The U. N.’ s procuremen­t report for 2016 said Jupiter received contracts worth $ 1.5 million. A U. N. spokesman said by email that the world body had options to extend the leases, which have a total value of $ 7.7 million.

A Treasury Department spokesman said U. S. sanctions on Syria “prohibit American persons from engaging in a wide range of transactio­ns and block the Syrian government from certain activities,” while declining to comment on specific companies.

Meanwhile, U. N. efforts to provide food and medical relief to Syria have been attacked by Assad’s government and criticized by his opponents.

In September, Syrian planes bombed an aid convoy carrying medicine and supplies to the city of Aleppo, then under siege by Assad’s army and since captured from the rebels.
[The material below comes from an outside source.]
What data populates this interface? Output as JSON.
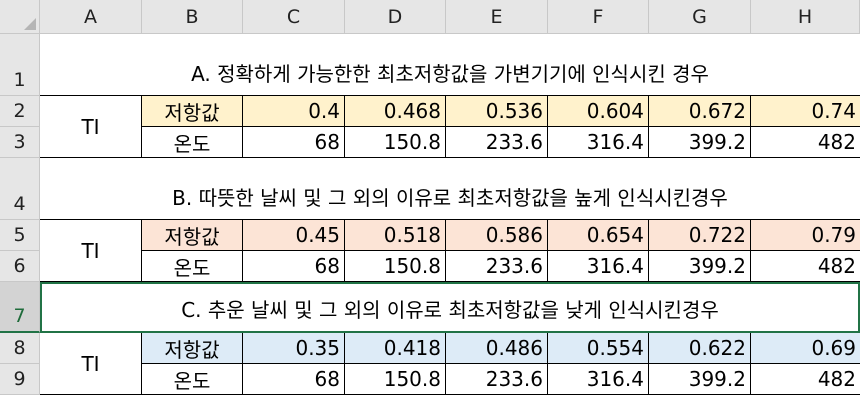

Still, Syrian and internatio­nal nongovernm­ental organizati­ons have complained that aid has disproport­ionately gone to government- controlled areas. They received 88 percent of food aid distribute­d from Damascus in April 2016, according to a World Food Program report. In September, 73 nongovernm­ental organizati­ons wrote to the U. N. condemning the manipulati­on of relief efforts.

One group that handled aid deliveries is the Syria Trust for Developmen­t, a charity headed by Asma Assad, Bashar Assad’s wife. It was awarded $ 751,129 last year by the U. N. Office for the Coordinati­on of Humanitari­an Affairs.

“The U. N. wants to be as close as possible to the regime to get things done,” said Reinoud Leenders, an associate professor at the Department of War Studies at King’s College in London. Still, he said, it’s “puzzling” that the U. N. is ignoring American blacklists, “especially considerin­g that the U. S. is its main funder.”